El género, para una pensadora de la línea queer como Judith Butler, es una construcción sedimentada originada en una repetición de performances determinadas por el heteropatriarcado pero, de repente, como se puede observar en una noticia que ha circulado esta semana en diversos medios españoles, un nene de cuatro años cuyos padres dicen que actúa como mujer desde los dos años, es acompañado a transicionar por unos progenitores que dan por hecho que las manifestaciones de un ser humano de esa edad deberían ser controvertibles, salvo en lo que respecta a la identidad de género. ¿De dónde apareció ese yo en forma de niña oculta tan «claro y distinto»? No lo sabemos. 

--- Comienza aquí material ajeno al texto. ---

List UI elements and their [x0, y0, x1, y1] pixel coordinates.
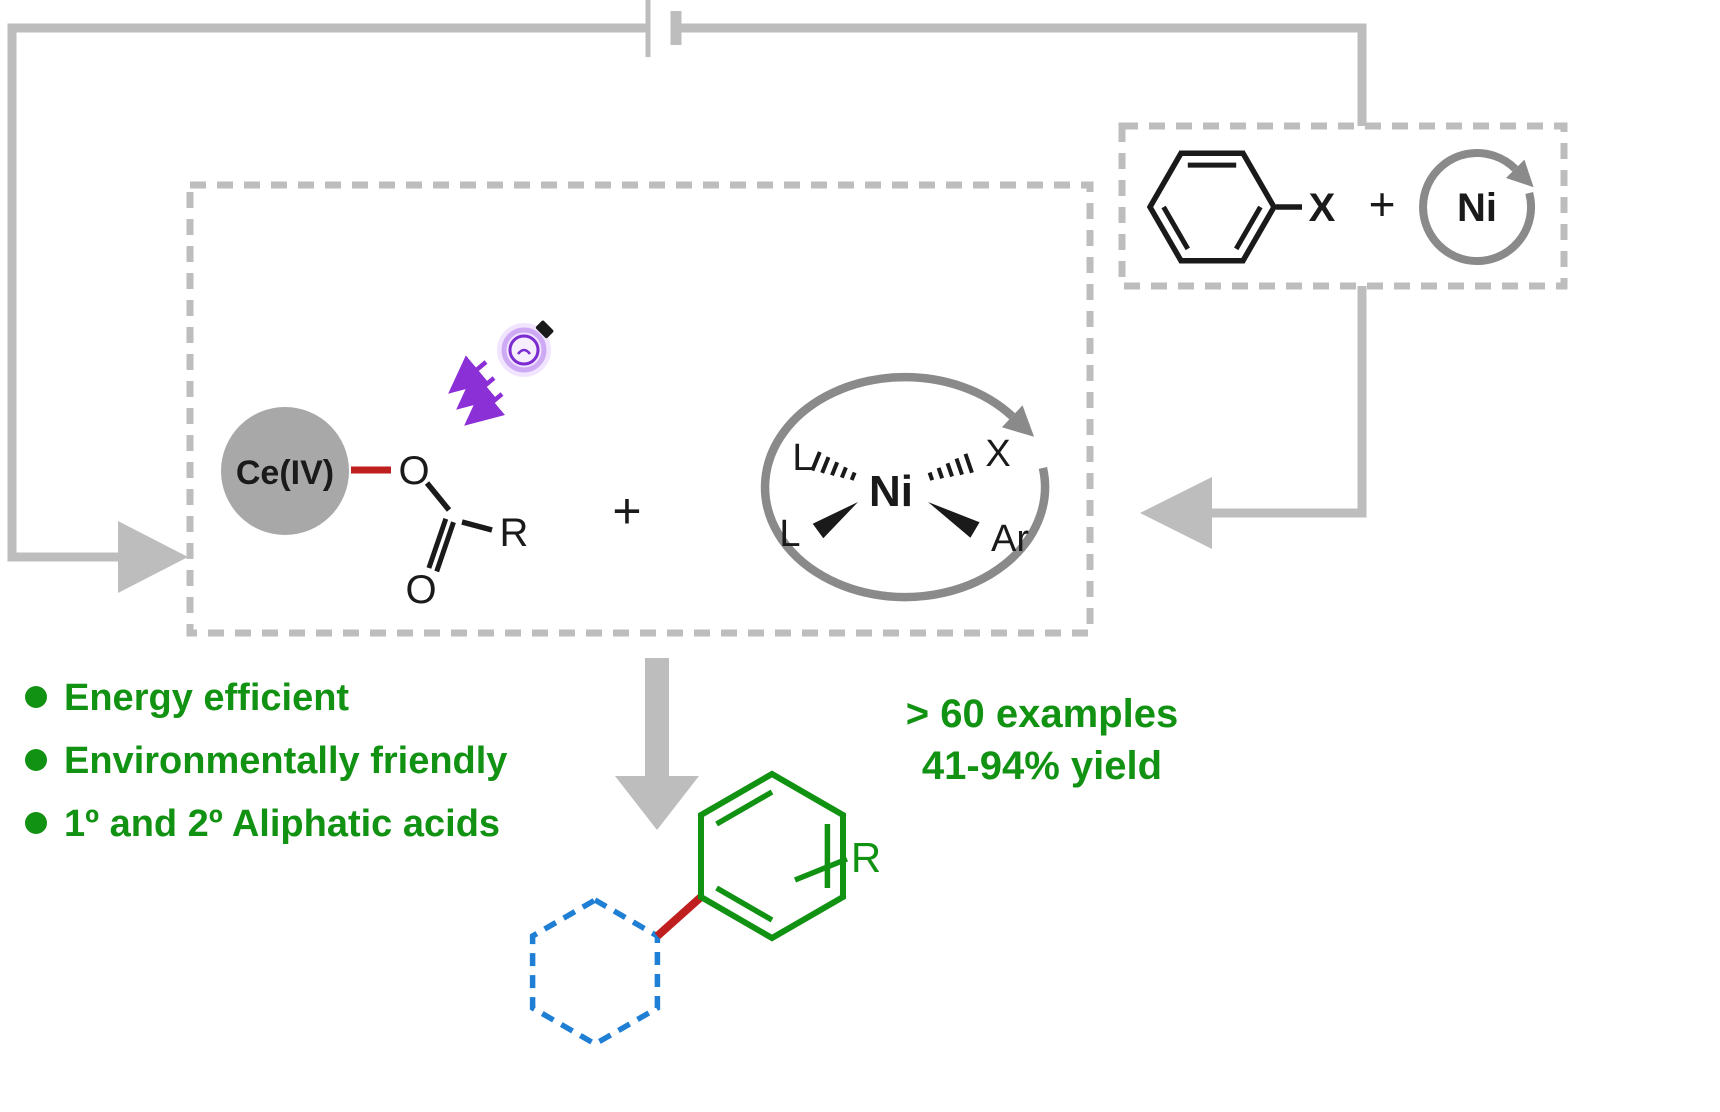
examples-count: > 60 examples [906, 692, 1178, 736]
arrow-into-box-left [118, 521, 188, 593]
carbonyl-double-bond-2 [426, 517, 449, 569]
plus-sign-top: + [1369, 178, 1396, 230]
central-reaction-box [186, 181, 1094, 637]
catalytic-cycle-arrowhead [1506, 159, 1534, 188]
wedge-bond-l-bottom [812, 502, 858, 539]
product-structure: R [529, 770, 881, 1048]
ligand-l-bottom: L [779, 513, 800, 555]
wedge-bond-ar [928, 502, 980, 538]
benzene-inner-bond [1234, 205, 1263, 251]
hashed-bond-l-top [810, 451, 857, 481]
cyclohexyl-ring-dashed [529, 896, 661, 1048]
light-rays [448, 355, 505, 426]
acyl-r-label: R [500, 511, 529, 555]
complex-cycle-arrow [760, 372, 1050, 602]
ligand-x: X [985, 433, 1010, 475]
battery-icon [645, 0, 682, 57]
ligand-l-top: L [792, 437, 813, 479]
o-c-bond [424, 481, 452, 512]
ni-catalyst-cycle: Ni [1419, 149, 1536, 265]
feature-bullets: Energy efficient Environmentally friendl… [25, 677, 507, 845]
cerium-sphere [221, 407, 349, 535]
nickel-complex: Ni L X L Ar [760, 372, 1050, 602]
c-r-bond [461, 519, 493, 533]
carbonyl-oxygen: O [405, 568, 436, 612]
ester-oxygen: O [398, 449, 429, 493]
aryl-halide-structure: X [1146, 150, 1336, 264]
complex-cycle-arrowhead [1001, 405, 1035, 437]
bullet-dot [25, 812, 47, 834]
benzene-ring [1146, 150, 1278, 264]
arrow-into-box-right [1140, 477, 1212, 549]
catalytic-cycle-arrow [1419, 149, 1536, 265]
benzene-inner-bond [1161, 205, 1190, 251]
product-aryl-ring [698, 770, 846, 942]
yield-range: 41-94% yield [922, 744, 1162, 788]
ni-catalyst-label: Ni [1457, 186, 1497, 230]
bullet-text-1: Energy efficient [64, 677, 349, 719]
reaction-arrow-down [615, 658, 699, 830]
ligand-ar: Ar [991, 518, 1029, 560]
circuit-wire-left [7, 23, 646, 562]
aryl-r-bond [793, 856, 849, 883]
ni-center-label: Ni [869, 467, 913, 516]
bullet-dot [25, 686, 47, 708]
lightbulb-icon [448, 320, 554, 426]
scope-stats: > 60 examples 41-94% yield [906, 692, 1178, 788]
plus-sign-center: + [612, 483, 641, 539]
hashed-bond-x [927, 453, 974, 481]
new-c-c-bond [654, 894, 704, 939]
bullet-dot [25, 749, 47, 771]
product-aryl-inner-bonds [715, 789, 831, 923]
cerium-label: Ce(IV) [236, 454, 334, 492]
cerium-carboxylate: Ce(IV) O R O [221, 407, 528, 612]
halide-label: X [1309, 186, 1336, 230]
product-r-label: R [851, 834, 881, 881]
carbonyl-double-bond-1 [434, 521, 456, 573]
bullet-text-2: Environmentally friendly [64, 740, 507, 782]
bullet-text-3: 1º and 2º Aliphatic acids [64, 803, 500, 845]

Para concluir, entonces, nada de lo dicho aquí debiera entenderse como un argumento en contra de los derechos de las personas que forman parte del colectivo LGBT+; menos aún se trató de una reivindicación de la biología sin más por la sencilla razón de que entendemos que la biología no puede explicarlo y sobre todo porque, dicen, la biología se volvió de derechas. Simplemente se intentaron plantear algunas de las dificultades al momento de la justificación de la autopercepción como criterio definitivo; dificultades teóricas que, naturalmente, la política pasa por alto en su afán de sacar tajada apremiada por los tiempos electorales pero que es probable que a la larga vayan en detrimento de los sectores a los que se ha intentado ayudar. 

Un fantasma recorre Europa. Quitémosle la sábana y veamos quién está detrás.